Il presepe a Carsoli, la Proloco: “simbolo di storia, tradizione e comunità”

CARSOLI . Un’immagine carica di significato, un messaggio di augurio e, soprattutto, il racconto di una comunità unita: così la Pro Loco di Carsoli ha voluto salutare il nuovo anno attraverso il presepe realizzato nel paese, un’opera che profuma di storia, condivisione e autentico spirito natalizio.

La realizzazione del presepe è stata il frutto di un lavoro corale che ha coinvolto artigiani e volontari, ognuno con il proprio talento e la propria passione. Le figure e le ambientazioni sono nate grazie alle mani esperte di Franco Marcangeli, Silvio Eboli, Eligio e Pietro Eboli, Fabio Arcangeli, mentre i costumi, curati nei minimi dettagli, portano la firma di Lidia D’Andrea, Daiana e Annamaria Maialetti, Tiziana Ferrante.

La capanna, costruita con il permesso del parroco don Umberto Di Pasquale, è stata realizzata da Franco Prosperi, Gaetano Carlizza e Gianluca Arcangeli, con il prezioso contributo di Ercole De Angelis, Bruno Di Berardini e Mario Proietti, che hanno messo a disposizione competenza e generosità. Un momento particolarmente toccante è stato quello della benedizione del 25 dicembre, impartita da don Kosmas, che ha emozionato profondamente i presenti.
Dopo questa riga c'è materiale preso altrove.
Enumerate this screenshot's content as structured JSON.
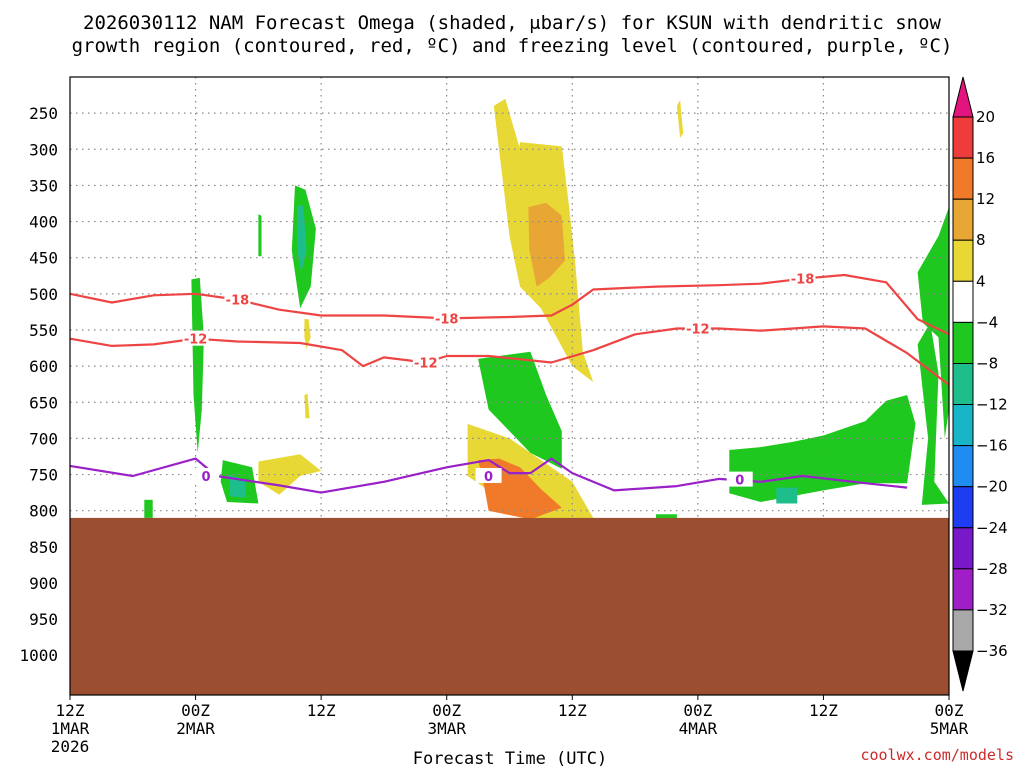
{
  "chart_data": {
    "type": "time-height",
    "title_lines": [
      "2026030112 NAM Forecast Omega (shaded, μbar/s) for KSUN with dendritic snow",
      "growth region (contoured, red, ºC) and freezing level (contoured, purple, ºC)"
    ],
    "xlabel": "Forecast Time (UTC)",
    "credit": "coolwx.com/models",
    "x_ticks": [
      {
        "h": 0,
        "top": "12Z",
        "mid": "1MAR",
        "bot": "2026"
      },
      {
        "h": 12,
        "top": "00Z",
        "mid": "2MAR",
        "bot": ""
      },
      {
        "h": 24,
        "top": "12Z",
        "mid": "",
        "bot": ""
      },
      {
        "h": 36,
        "top": "00Z",
        "mid": "3MAR",
        "bot": ""
      },
      {
        "h": 48,
        "top": "12Z",
        "mid": "",
        "bot": ""
      },
      {
        "h": 60,
        "top": "00Z",
        "mid": "4MAR",
        "bot": ""
      },
      {
        "h": 72,
        "top": "12Z",
        "mid": "",
        "bot": ""
      },
      {
        "h": 84,
        "top": "00Z",
        "mid": "5MAR",
        "bot": ""
      }
    ],
    "x_range_hours": [
      0,
      84
    ],
    "y_ticks": [
      250,
      300,
      350,
      400,
      450,
      500,
      550,
      600,
      650,
      700,
      750,
      800,
      850,
      900,
      950,
      1000
    ],
    "y_range_hPa": [
      200,
      1055
    ],
    "ground_level_hPa": 810,
    "colorbar": {
      "labels": [
        "20",
        "16",
        "12",
        "8",
        "4",
        "−4",
        "−8",
        "−12",
        "−16",
        "−20",
        "−24",
        "−28",
        "−32",
        "−36"
      ],
      "colors": [
        "#e3147e",
        "#ee3c3c",
        "#f07a2a",
        "#e8a634",
        "#e8d835",
        "#ffffff",
        "#1ec81e",
        "#1ebe8c",
        "#18b4c8",
        "#1e8cf0",
        "#1e3cf0",
        "#7818c8",
        "#a01ec8",
        "#a8a8a8",
        "#000000"
      ]
    },
    "colors": {
      "ground": "#9c4e30",
      "snow_growth": "#ee4444",
      "freezing": "#9a20c8",
      "om_pos1": "#e8d835",
      "om_pos2": "#e8a634",
      "om_pos3": "#f07a2a",
      "om_neg1": "#1ec81e",
      "om_neg2": "#1ebe8c",
      "om_neg3": "#18b4c8"
    },
    "contour_labels": {
      "m18": "-18",
      "m12": "-12",
      "zero": "0"
    },
    "lines": {
      "m18": [
        [
          0,
          500
        ],
        [
          4,
          512
        ],
        [
          8,
          502
        ],
        [
          12,
          500
        ],
        [
          16,
          508
        ],
        [
          20,
          522
        ],
        [
          24,
          530
        ],
        [
          30,
          530
        ],
        [
          36,
          534
        ],
        [
          42,
          532
        ],
        [
          46,
          530
        ],
        [
          48,
          515
        ],
        [
          50,
          494
        ],
        [
          56,
          490
        ],
        [
          62,
          488
        ],
        [
          66,
          486
        ],
        [
          70,
          479
        ],
        [
          74,
          474
        ],
        [
          78,
          484
        ],
        [
          81,
          535
        ],
        [
          84,
          556
        ]
      ],
      "m12": [
        [
          0,
          562
        ],
        [
          4,
          572
        ],
        [
          8,
          570
        ],
        [
          12,
          562
        ],
        [
          16,
          566
        ],
        [
          22,
          568
        ],
        [
          26,
          578
        ],
        [
          28,
          600
        ],
        [
          30,
          588
        ],
        [
          34,
          595
        ],
        [
          36,
          586
        ],
        [
          40,
          586
        ],
        [
          46,
          595
        ],
        [
          50,
          578
        ],
        [
          54,
          556
        ],
        [
          58,
          548
        ],
        [
          62,
          548
        ],
        [
          66,
          551
        ],
        [
          72,
          545
        ],
        [
          76,
          548
        ],
        [
          80,
          582
        ],
        [
          84,
          626
        ]
      ],
      "zero": [
        [
          0,
          738
        ],
        [
          6,
          752
        ],
        [
          12,
          728
        ],
        [
          14,
          752
        ],
        [
          20,
          765
        ],
        [
          24,
          775
        ],
        [
          30,
          760
        ],
        [
          36,
          740
        ],
        [
          40,
          730
        ],
        [
          42,
          748
        ],
        [
          44,
          748
        ],
        [
          46,
          728
        ],
        [
          48,
          748
        ],
        [
          52,
          772
        ],
        [
          58,
          766
        ],
        [
          62,
          756
        ],
        [
          66,
          760
        ],
        [
          70,
          752
        ],
        [
          76,
          762
        ],
        [
          80,
          768
        ]
      ]
    },
    "omega_regions": [
      {
        "level": "om_pos1",
        "pts": [
          [
            40.5,
            240
          ],
          [
            41.6,
            230
          ],
          [
            43,
            300
          ],
          [
            43,
            372
          ],
          [
            42,
            420
          ]
        ]
      },
      {
        "level": "om_pos1",
        "pts": [
          [
            42,
            420
          ],
          [
            43,
            290
          ],
          [
            47,
            296
          ],
          [
            47.7,
            380
          ],
          [
            48.3,
            460
          ],
          [
            49,
            580
          ],
          [
            50,
            622
          ],
          [
            48,
            600
          ],
          [
            45,
            520
          ],
          [
            43,
            490
          ]
        ]
      },
      {
        "level": "om_pos2",
        "pts": [
          [
            43.8,
            380
          ],
          [
            45.5,
            374
          ],
          [
            47,
            392
          ],
          [
            47.3,
            454
          ],
          [
            45.8,
            478
          ],
          [
            44.6,
            490
          ],
          [
            43.9,
            440
          ]
        ]
      },
      {
        "level": "om_pos1",
        "pts": [
          [
            58,
            240
          ],
          [
            58.3,
            232
          ],
          [
            58.6,
            278
          ],
          [
            58.3,
            284
          ]
        ]
      },
      {
        "level": "om_pos1",
        "pts": [
          [
            22.4,
            535
          ],
          [
            22.8,
            535
          ],
          [
            23,
            560
          ],
          [
            22.6,
            576
          ],
          [
            22.4,
            560
          ]
        ]
      },
      {
        "level": "om_pos1",
        "pts": [
          [
            22.4,
            640
          ],
          [
            22.7,
            638
          ],
          [
            22.9,
            672
          ],
          [
            22.5,
            672
          ]
        ]
      },
      {
        "level": "om_pos1",
        "pts": [
          [
            18,
            732
          ],
          [
            22,
            722
          ],
          [
            24,
            745
          ],
          [
            22,
            752
          ],
          [
            20,
            778
          ],
          [
            18,
            760
          ]
        ]
      },
      {
        "level": "om_pos1",
        "pts": [
          [
            38,
            680
          ],
          [
            42,
            700
          ],
          [
            48,
            760
          ],
          [
            50,
            810
          ],
          [
            44,
            812
          ],
          [
            38,
            752
          ]
        ]
      },
      {
        "level": "om_pos3",
        "pts": [
          [
            39,
            730
          ],
          [
            41,
            728
          ],
          [
            43,
            740
          ],
          [
            45,
            770
          ],
          [
            47,
            796
          ],
          [
            44,
            812
          ],
          [
            40,
            800
          ],
          [
            39.5,
            760
          ]
        ]
      },
      {
        "level": "om_neg1",
        "pts": [
          [
            11.6,
            480
          ],
          [
            12.4,
            478
          ],
          [
            12.8,
            560
          ],
          [
            12.6,
            660
          ],
          [
            12.2,
            720
          ],
          [
            11.8,
            640
          ]
        ]
      },
      {
        "level": "om_neg1",
        "pts": [
          [
            14.6,
            730
          ],
          [
            17.4,
            740
          ],
          [
            18,
            790
          ],
          [
            15,
            788
          ],
          [
            14.4,
            760
          ]
        ]
      },
      {
        "level": "om_neg2",
        "pts": [
          [
            15.2,
            750
          ],
          [
            16.7,
            758
          ],
          [
            16.8,
            782
          ],
          [
            15.3,
            780
          ]
        ]
      },
      {
        "level": "om_neg1",
        "pts": [
          [
            21.5,
            350
          ],
          [
            22.5,
            356
          ],
          [
            23.5,
            410
          ],
          [
            23,
            490
          ],
          [
            22,
            520
          ],
          [
            21.2,
            440
          ]
        ]
      },
      {
        "level": "om_neg2",
        "pts": [
          [
            21.7,
            378
          ],
          [
            22.3,
            378
          ],
          [
            22.6,
            440
          ],
          [
            22.1,
            470
          ],
          [
            21.7,
            440
          ]
        ]
      },
      {
        "level": "om_neg1",
        "pts": [
          [
            18,
            390
          ],
          [
            18.3,
            392
          ],
          [
            18.3,
            448
          ],
          [
            18,
            448
          ]
        ]
      },
      {
        "level": "om_neg1",
        "pts": [
          [
            7.1,
            785
          ],
          [
            7.9,
            785
          ],
          [
            7.9,
            810
          ],
          [
            7.1,
            810
          ]
        ]
      },
      {
        "level": "om_neg1",
        "pts": [
          [
            39,
            590
          ],
          [
            44,
            580
          ],
          [
            45.5,
            640
          ],
          [
            47,
            690
          ],
          [
            47,
            742
          ],
          [
            44,
            720
          ],
          [
            40,
            660
          ]
        ]
      },
      {
        "level": "om_neg1",
        "pts": [
          [
            63,
            716
          ],
          [
            66,
            712
          ],
          [
            69,
            705
          ],
          [
            72,
            696
          ],
          [
            76,
            676
          ],
          [
            78,
            648
          ],
          [
            80,
            640
          ],
          [
            80.8,
            680
          ],
          [
            80,
            762
          ],
          [
            76,
            762
          ],
          [
            72,
            772
          ],
          [
            66,
            788
          ],
          [
            63,
            776
          ]
        ]
      },
      {
        "level": "om_neg2",
        "pts": [
          [
            67.5,
            768
          ],
          [
            69.5,
            768
          ],
          [
            69.5,
            790
          ],
          [
            67.5,
            790
          ]
        ]
      },
      {
        "level": "om_neg1",
        "pts": [
          [
            81,
            470
          ],
          [
            83,
            420
          ],
          [
            84,
            380
          ],
          [
            84,
            660
          ],
          [
            83.6,
            700
          ],
          [
            83,
            560
          ],
          [
            81.5,
            540
          ]
        ]
      },
      {
        "level": "om_neg1",
        "pts": [
          [
            81,
            570
          ],
          [
            82.2,
            540
          ],
          [
            83,
            610
          ],
          [
            82.6,
            760
          ],
          [
            84,
            790
          ],
          [
            81.4,
            792
          ],
          [
            82,
            700
          ]
        ]
      },
      {
        "level": "om_neg1",
        "pts": [
          [
            56,
            805
          ],
          [
            58,
            805
          ],
          [
            58,
            812
          ],
          [
            56,
            812
          ]
        ]
      }
    ]
  }
}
Il progetto – spiega la pro loco-  è stato fortemente voluto da Laura Spagnoli e Lidia D’Andrea, che hanno creduto fin dall’inizio nel valore simbolico e comunitario dell’iniziativa. Un ringraziamento speciale è stato rivolto anche alla famiglia Salera, per aver messo a disposizione le statue appartenute al compianto Roberto Salera, affettuosamente ricordato da tutti come “il nostro Pantera”.

“Questo presepe – conclude la presidente Francesca Cantiello – non è soltanto una rappresentazione della Natività, ma diventa il segno tangibile dell’appartenenza a una tradizione viva e condivisa. Un’opera che racconta il grande cuore dei carsolani e la loro capacità di essere uniti in un’armonia autentica, trasformando il Natale in un’esperienza di comunità e gratitudine”.